The legislation, which failed to pass in both the regular and special sessions, would’ve required Texans to use public facilities, such as restrooms, locker rooms and showers, based on their sex at birth, regardless of the gender they identified with.
Tom Luce, who has held several top positions in Texas and at the federal level in areas of business and education, said to meet the needs of the state’s workforce, there needs to be a mix of strong tier 1 universities, regional universities and community colleges. He says 85 percent of the jobs being created now will require 14 years of completed education.
“Community colleges are where the realistic vocational training is going to take place,” Luce said.
Dallas Mavericks owner Mark Cuban was one of several speakers invited to speak with lawmakers during the committee hearing. Cuban told lawmakers certain political issues in Texas such as the ‘bathroom bill’ will prevent businesses from moving to the state.

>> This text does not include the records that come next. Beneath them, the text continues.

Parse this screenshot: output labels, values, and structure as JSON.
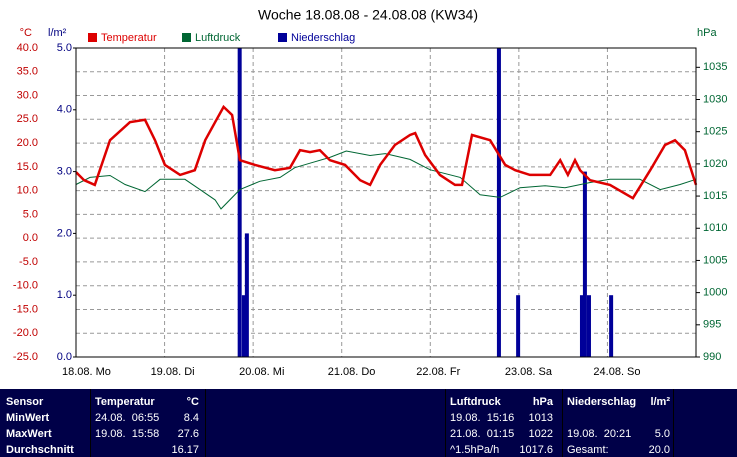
{
  "chart_data": {
    "type": "line",
    "title": "Woche 18.08.08 - 24.08.08 (KW34)",
    "y_unit": "°C",
    "y3_unit": "l/m²",
    "y2_unit": "hPa",
    "xlim": [
      0,
      168
    ],
    "xticks": [
      {
        "value": 0,
        "label": "18.08.  Mo"
      },
      {
        "value": 24,
        "label": "19.08.  Di"
      },
      {
        "value": 48,
        "label": "20.08.  Mi"
      },
      {
        "value": 72,
        "label": "21.08.  Do"
      },
      {
        "value": 96,
        "label": "22.08.  Fr"
      },
      {
        "value": 120,
        "label": "23.08.  Sa"
      },
      {
        "value": 144,
        "label": "24.08.  So"
      }
    ],
    "ylim": [
      -25,
      40
    ],
    "yticks": [
      {
        "value": 40,
        "label": "40.0"
      },
      {
        "value": 35,
        "label": "35.0"
      },
      {
        "value": 30,
        "label": "30.0"
      },
      {
        "value": 25,
        "label": "25.0"
      },
      {
        "value": 20,
        "label": "20.0"
      },
      {
        "value": 15,
        "label": "15.0"
      },
      {
        "value": 10,
        "label": "10.0"
      },
      {
        "value": 5,
        "label": "5.0"
      },
      {
        "value": 0,
        "label": "0.0"
      },
      {
        "value": -5,
        "label": "-5.0"
      },
      {
        "value": -10,
        "label": "-10.0"
      },
      {
        "value": -15,
        "label": "-15.0"
      },
      {
        "value": -20,
        "label": "-20.0"
      },
      {
        "value": -25,
        "label": "-25.0"
      }
    ],
    "y2lim": [
      990,
      1038
    ],
    "y2ticks": [
      990,
      995,
      1000,
      1005,
      1010,
      1015,
      1020,
      1025,
      1030,
      1035
    ],
    "y3lim": [
      0,
      5
    ],
    "y3ticks": [
      {
        "value": 0,
        "label": "0.0"
      },
      {
        "value": 1,
        "label": "1.0"
      },
      {
        "value": 2,
        "label": "2.0"
      },
      {
        "value": 3,
        "label": "3.0"
      },
      {
        "value": 4,
        "label": "4.0"
      },
      {
        "value": 5,
        "label": "5.0"
      }
    ],
    "grid": true,
    "series": [
      {
        "name": "Temperatur",
        "color": "#dd0000",
        "axis": "y",
        "type": "line",
        "x": [
          0,
          2.2,
          5.1,
          9.2,
          14.6,
          18.7,
          21.4,
          24.1,
          28.2,
          32.2,
          35,
          37.7,
          40,
          42.3,
          44.4,
          48.5,
          53.9,
          58,
          60.7,
          63.4,
          66.1,
          68.8,
          72.9,
          77,
          79.7,
          82.4,
          86.4,
          90.5,
          91.9,
          94.6,
          98.6,
          102.7,
          104.6,
          107.3,
          112.2,
          116.3,
          119,
          123,
          128.5,
          131.2,
          133.3,
          135.2,
          136.6,
          139.3,
          144.7,
          150.9,
          155.6,
          159.6,
          162.3,
          165,
          168
        ],
        "values": [
          13.9,
          12.2,
          11.2,
          20.6,
          24.4,
          24.9,
          20.6,
          15.4,
          13.3,
          14.3,
          20.6,
          24.4,
          27.6,
          25.9,
          16.4,
          15.4,
          14.3,
          14.8,
          18.5,
          18.1,
          18.5,
          16.4,
          15.4,
          12.2,
          11.2,
          15.4,
          19.6,
          21.7,
          22.1,
          17.5,
          13.3,
          11.2,
          11.2,
          21.7,
          20.6,
          15.4,
          14.3,
          13.3,
          13.3,
          16.4,
          13.3,
          16.4,
          14.3,
          12.2,
          11.2,
          8.4,
          14.3,
          19.6,
          20.6,
          18.5,
          11.2
        ]
      },
      {
        "name": "Luftdruck",
        "color": "#006633",
        "axis": "y2",
        "type": "line",
        "x": [
          0,
          3.8,
          9.2,
          13.3,
          18.7,
          22.8,
          29.5,
          33.6,
          37.7,
          39.3,
          44.4,
          49.8,
          55.3,
          59.3,
          63.4,
          68.8,
          73.25,
          79.7,
          83.8,
          90.5,
          95.9,
          104.1,
          109.5,
          114.9,
          120.3,
          127.1,
          132.5,
          139.3,
          144.7,
          152.8,
          158.3,
          163.7,
          168
        ],
        "values": [
          1016.8,
          1017.9,
          1018.2,
          1016.8,
          1015.7,
          1017.6,
          1017.6,
          1016,
          1014.4,
          1013,
          1016,
          1017.3,
          1017.9,
          1019.4,
          1020.1,
          1021,
          1022,
          1021.3,
          1021.6,
          1020.7,
          1019.1,
          1017.9,
          1015.2,
          1014.8,
          1016.3,
          1016.6,
          1016.3,
          1017.1,
          1017.6,
          1017.6,
          1016,
          1016.8,
          1017.6
        ]
      },
      {
        "name": "Niederschlag",
        "color": "#000099",
        "axis": "y3",
        "type": "bar",
        "x": [
          44.35,
          45.5,
          46.3,
          114.6,
          119.8,
          137.1,
          137.9,
          139,
          145
        ],
        "values": [
          5.0,
          1.0,
          2.0,
          5.0,
          1.0,
          1.0,
          3.0,
          1.0,
          1.0
        ]
      }
    ]
  },
  "table": {
    "header": {
      "sensor": "Sensor",
      "temp": "Temperatur",
      "temp_unit": "°C",
      "pressure": "Luftdruck",
      "pressure_unit": "hPa",
      "rain": "Niederschlag",
      "rain_unit": "l/m²"
    },
    "rows": [
      {
        "label": "MinWert",
        "temp_time": "24.08.  06:55",
        "temp": "8.4",
        "pressure_time": "19.08.  15:16",
        "pressure": "1013"
      },
      {
        "label": "MaxWert",
        "temp_time": "19.08.  15:58",
        "temp": "27.6",
        "pressure_time": "21.08.  01:15",
        "pressure": "1022",
        "rain_time": "19.08.  20:21",
        "rain": "5.0"
      },
      {
        "label": "Durchschnitt",
        "temp": "16.17",
        "pressure_time": "^1.5hPa/h",
        "pressure": "1017.6",
        "rain_time": "Gesamt:",
        "rain": "20.0"
      }
    ]
  }
}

“People just don’t take it seriously, you know?” he said. “It’s just like, ‘why would I want to deal with that?’ If you get to a good company that’s large enough, there’s going to be somebody who is transgender as an example of who is really good – really, really, really good and the company depends on that person.”
He also said Texas’ higher education system while is doing well, it’s not producing enough results in business and economic growth for the state.
“I don’t say that disparaging any of the amazing colleges and universities we have here, whether it’s Southern Methodist University, the University of Texas-Austin, you can go down the long list of great schools,” he said. “But I’ve made investments in 150 non-Shark Tank technology related companies and very few of them, a tiny percentage, are graduates from Texas universities.”
Prior to the meeting, critics of the new committee held a press conference questioning the motivations of having the hearing. Rep. Matt Rinaldi, R-Irving, said not allowing members who aren’t on the committee participate in the hearing is inconsistent with the Texas House’s practices.
“This decision completely undermines the credibility and any interim report it may produce,” he said.
Jonathan Saenz, president of Texas Values, said the purpose behind the committee hearing was an attempt to push against the “bathroom bill.”
“Somehow the economic state of Texas is dependent on jeopardizing the privacy and safety of women and children and for some people, they prefer you don’t have issues that protect religious liberty and other safety measures related to our security in our state,” Saenz said.
The committee will meet again on Dec. 5.